The first team to reach 100 points or more wins a game, for which they get one brčko (matchstick) if the losers had 50 or more points, or two brčka if the losers had less than 50 points. It is possible to reach 100 points in the middle of the play. If a player who has just declared a combination or won a trick thinks that his team has 100 or more points, he can announce "dost" (enough) instead of leading to the next trick. This stops the play and the card points are counted. If the team which said dost really do have enough points, they win one or two brčka depending on whether the other team had more or less than 50. If they were mistaken, in that they actually have less than 100 points, the other team win two brčka irrespective of their own points score.
The winners of each game always have the choice of increasing their own brčka by the amount won (one or two) or reducing the other team's brčka by the same amount. The overall winners of the series of games are the first team who collect ten or more brček.
If a team reaches 100 points but forgets to say dost, they risk letting the other team win by reaching 100 and saying dost; a team which announces dost correctly wins even if the other team actually reached 100 points earlier without noticing.

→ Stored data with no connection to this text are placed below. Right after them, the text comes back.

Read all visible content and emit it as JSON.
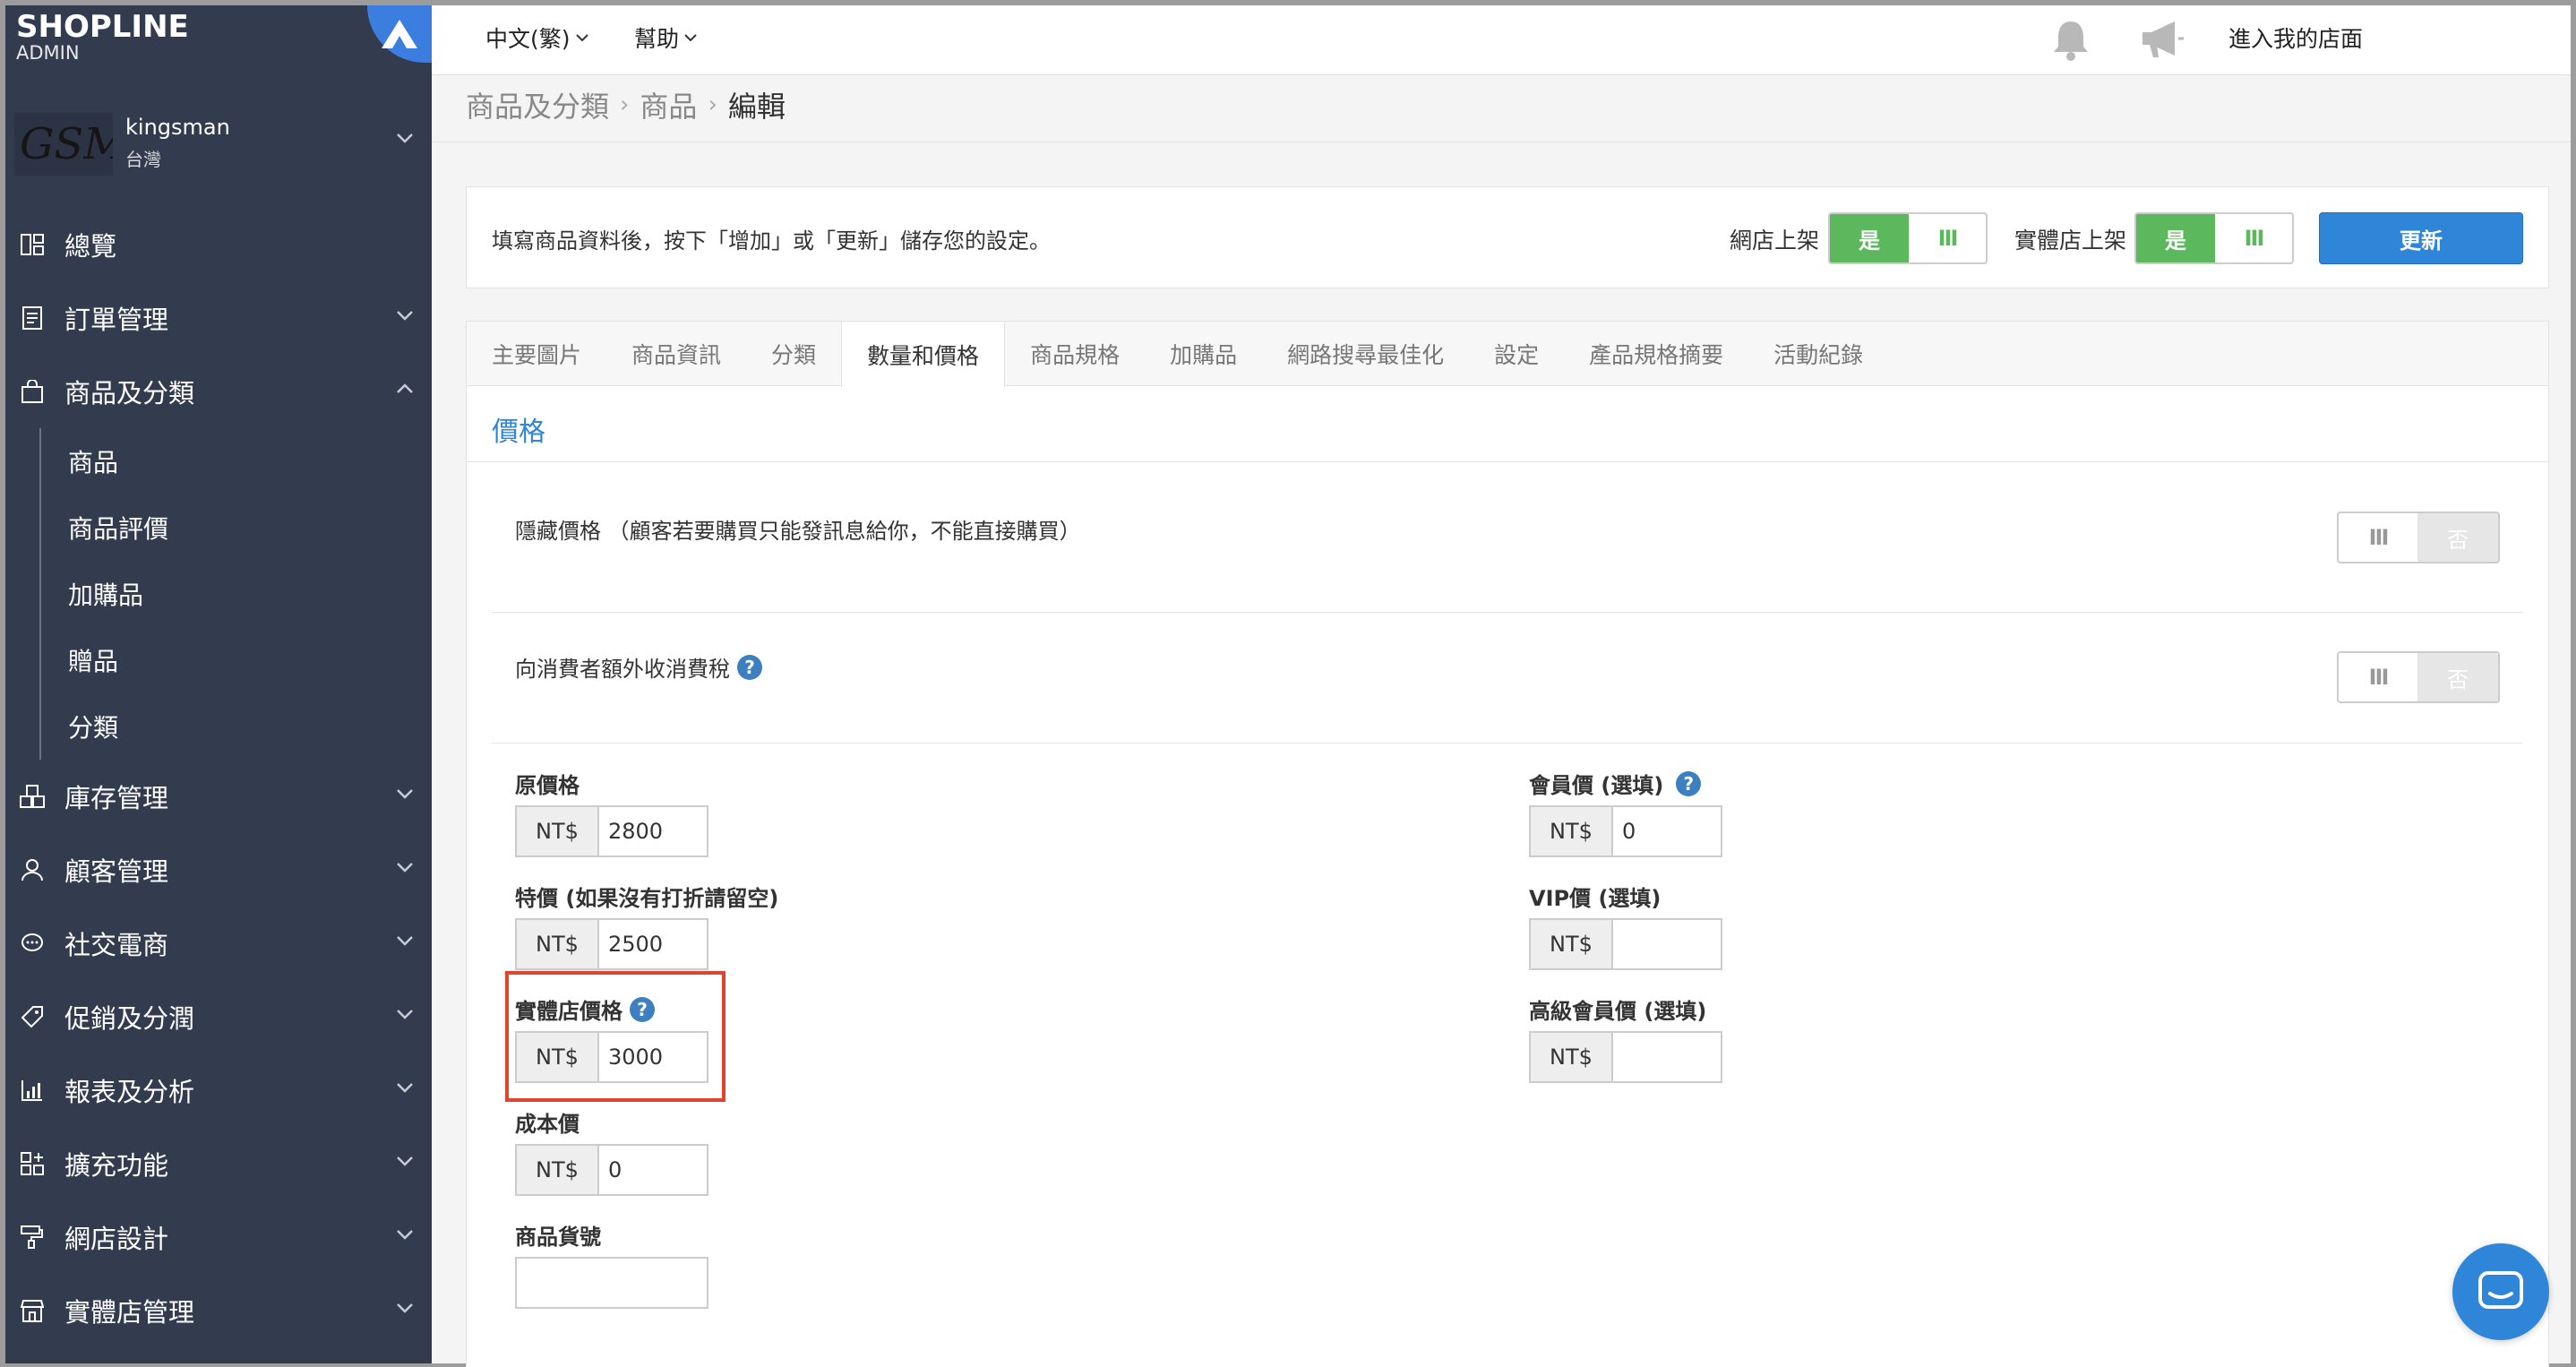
{
  "brand": {
    "name": "SHOPLINE",
    "sub": "ADMIN"
  },
  "account": {
    "logo_text": "GSM",
    "name": "kingsman",
    "region": "台灣"
  },
  "sidebar": {
    "items": [
      {
        "label": "總覽",
        "icon": "dashboard-icon",
        "expandable": false
      },
      {
        "label": "訂單管理",
        "icon": "order-icon",
        "expandable": true
      },
      {
        "label": "商品及分類",
        "icon": "bag-icon",
        "expandable": true,
        "expanded": true
      },
      {
        "label": "庫存管理",
        "icon": "inventory-icon",
        "expandable": true
      },
      {
        "label": "顧客管理",
        "icon": "customer-icon",
        "expandable": true
      },
      {
        "label": "社交電商",
        "icon": "chat-bubble-icon",
        "expandable": true
      },
      {
        "label": "促銷及分潤",
        "icon": "tag-icon",
        "expandable": true
      },
      {
        "label": "報表及分析",
        "icon": "report-icon",
        "expandable": true
      },
      {
        "label": "擴充功能",
        "icon": "apps-icon",
        "expandable": true
      },
      {
        "label": "網店設計",
        "icon": "paint-roller-icon",
        "expandable": true
      },
      {
        "label": "實體店管理",
        "icon": "store-icon",
        "expandable": true
      }
    ],
    "sub_items": [
      "商品",
      "商品評價",
      "加購品",
      "贈品",
      "分類"
    ]
  },
  "topbar": {
    "language": "中文(繁)",
    "help": "幫助",
    "store_link": "進入我的店面"
  },
  "breadcrumb": {
    "level1": "商品及分類",
    "level2": "商品",
    "current": "編輯"
  },
  "infobar": {
    "text": "填寫商品資料後，按下「增加」或「更新」儲存您的設定。",
    "online_label": "網店上架",
    "retail_label": "實體店上架",
    "yes": "是",
    "bars": "III",
    "update": "更新"
  },
  "tabs": [
    "主要圖片",
    "商品資訊",
    "分類",
    "數量和價格",
    "商品規格",
    "加購品",
    "網路搜尋最佳化",
    "設定",
    "產品規格摘要",
    "活動紀錄"
  ],
  "active_tab": "數量和價格",
  "section_title": "價格",
  "hide_price": {
    "label": "隱藏價格 （顧客若要購買只能發訊息給你，不能直接購買）",
    "bars": "III",
    "no": "否"
  },
  "tax": {
    "label": "向消費者額外收消費稅",
    "bars": "III",
    "no": "否"
  },
  "help_glyph": "?",
  "currency": "NT$",
  "fields": {
    "original": {
      "label": "原價格",
      "value": "2800"
    },
    "sale": {
      "label": "特價 (如果沒有打折請留空)",
      "value": "2500"
    },
    "retail": {
      "label": "實體店價格",
      "value": "3000"
    },
    "cost": {
      "label": "成本價",
      "value": "0"
    },
    "sku": {
      "label": "商品貨號",
      "value": ""
    },
    "member": {
      "label": "會員價 (選填)",
      "value": "0"
    },
    "vip": {
      "label": "VIP價 (選填)",
      "value": ""
    },
    "premium": {
      "label": "高級會員價 (選填)",
      "value": ""
    }
  }
}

In practice, the only way to win the first trick with a seven, scoring the bonus of 52, is to trump with the seven of trumps. It is an accepted part of the game that if the player to dealer's right has the seven of trumps and is void in another suit, that player will try to signal to the leader to play this suit, by mouthing the name of the suit when the opponents are not looking.
As a variation, it can be agreed that when a team reach 10 brček, the series of games is continued to see which team is the first to reach 20. If the first team to 10 also reach 20 first, they are the winners of two series of games; if the other team reaches 20 first the result is a draw.